Testing equipment. A floating thermometer or a digital thermometer on a probe. Also a hydrometer and a cheap graduated cylinder to take specific gravity readings in. Long ago I ditched the cylinder & hydrometer in favor of a refractometer. Really worth the extra money (but maybe only if you’ve been using a hydrometer for a while :-)

That equipment will be enough to get him started doing “extract with specialty grain” (also incorrectly known as “partial mash”) brewing. The recipe kits are classified by the level of equipment you have. Since he’s got some brewery experience he will probably want to get into “all grain” brewing pretty soon. All of the above equipment will serve for that purpose, plus a few additional pieces.

All Grain

You definitely need the full sized pot.

A hot liquor tank (HLT). Ideally this is a vessel you can heat, but anything that keeps 3-5 gallons of hot water is fine. Many people use Rubbermaid or Gott coolers.

A mash tun. This is a vessel to hold the grain and hot water for making sweet wort. It’s slightly specialized because you need a filter at the bottom used to separate the sweet wort from the spent grain. If either of you is crafty you can make one on the cheap. Mine was a large cooler with the drain plug removed replaced by some copper fittings. Some rigid copper tubing with small holes drilled in it sat in the bottom connected to a brass ball valve on the outside.

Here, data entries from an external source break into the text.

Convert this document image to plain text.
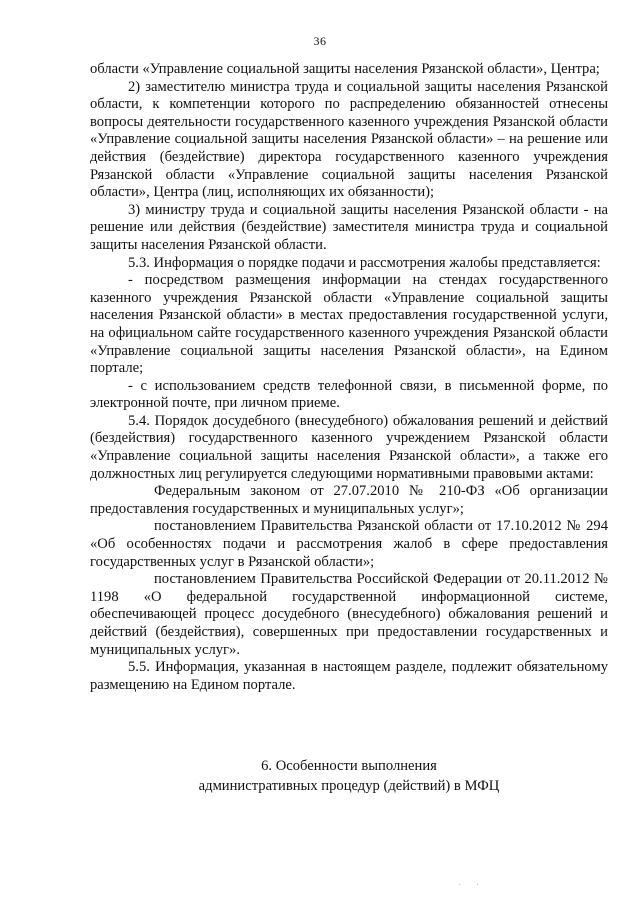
36

области «Управление социальной защиты населения Рязанской области», Центра;

2) заместителю министра труда и социальной защиты населения Рязанской области, к компетенции которого по распределению обязанностей отнесены вопросы деятельности государственного казенного учреждения Рязанской области «Управление социальной защиты населения Рязанской области» – на решение или действия (бездействие) директора государственного казенного учреждения Рязанской области «Управление социальной защиты населения Рязанской области», Центра (лиц, исполняющих их обязанности);

3) министру труда и социальной защиты населения Рязанской области - на решение или действия (бездействие) заместителя министра труда и социальной защиты населения Рязанской области.

5.3. Информация о порядке подачи и рассмотрения жалобы представляется:

- посредством размещения информации на стендах государственного казенного учреждения Рязанской области «Управление социальной защиты населения Рязанской области» в местах предоставления государственной услуги, на официальном сайте государственного казенного учреждения Рязанской области «Управление социальной защиты населения Рязанской области», на Едином портале;

- с использованием средств телефонной связи, в письменной форме, по электронной почте, при личном приеме.

5.4. Порядок досудебного (внесудебного) обжалования решений и действий (бездействия) государственного казенного учреждением Рязанской области «Управление социальной защиты населения Рязанской области», а также его должностных лиц регулируется следующими нормативными правовыми актами:

Федеральным законом от 27.07.2010 № 210-ФЗ «Об организации предоставления государственных и муниципальных услуг»;

постановлением Правительства Рязанской области от 17.10.2012 № 294 «Об особенностях подачи и рассмотрения жалоб в сфере предоставления государственных услуг в Рязанской области»;

постановлением Правительства Российской Федерации от 20.11.2012 № 1198 «О федеральной государственной информационной системе, обеспечивающей процесс досудебного (внесудебного) обжалования решений и действий (бездействия), совершенных при предоставлении государственных и муниципальных услуг».

5.5. Информация, указанная в настоящем разделе, подлежит обязательному размещению на Едином портале.

6. Особенности выполнения
административных процедур (действий) в МФЦ
· ·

Served me well for five years.

Here’s a good shot of my previous all-grain setup. Left to right in the picture is a 5-gallon aluminum pot that I punched a hole in for the drain and spigot. It served as my HLT. Next is my mash tun which I described above. Lastly is a 10-gallon aluminum pot sitting on a burner. It also has a drain and spigot.

Consider a subscription to Zymmurgy or BYO Magazine. One of the books I recommend to everyone is Designing Great Beers. Really helped me understand the process.

Get involved in a homebrew club. They are the best places to learn the hobby. There are at least two in Oakland: The Draught Board & Bay Area Mashers (BAM). If you go to a Draught Board meeting tell Roger St Dennis I say hi.

I’ve gone on for a while now. There are a billion other brewing resources on the web.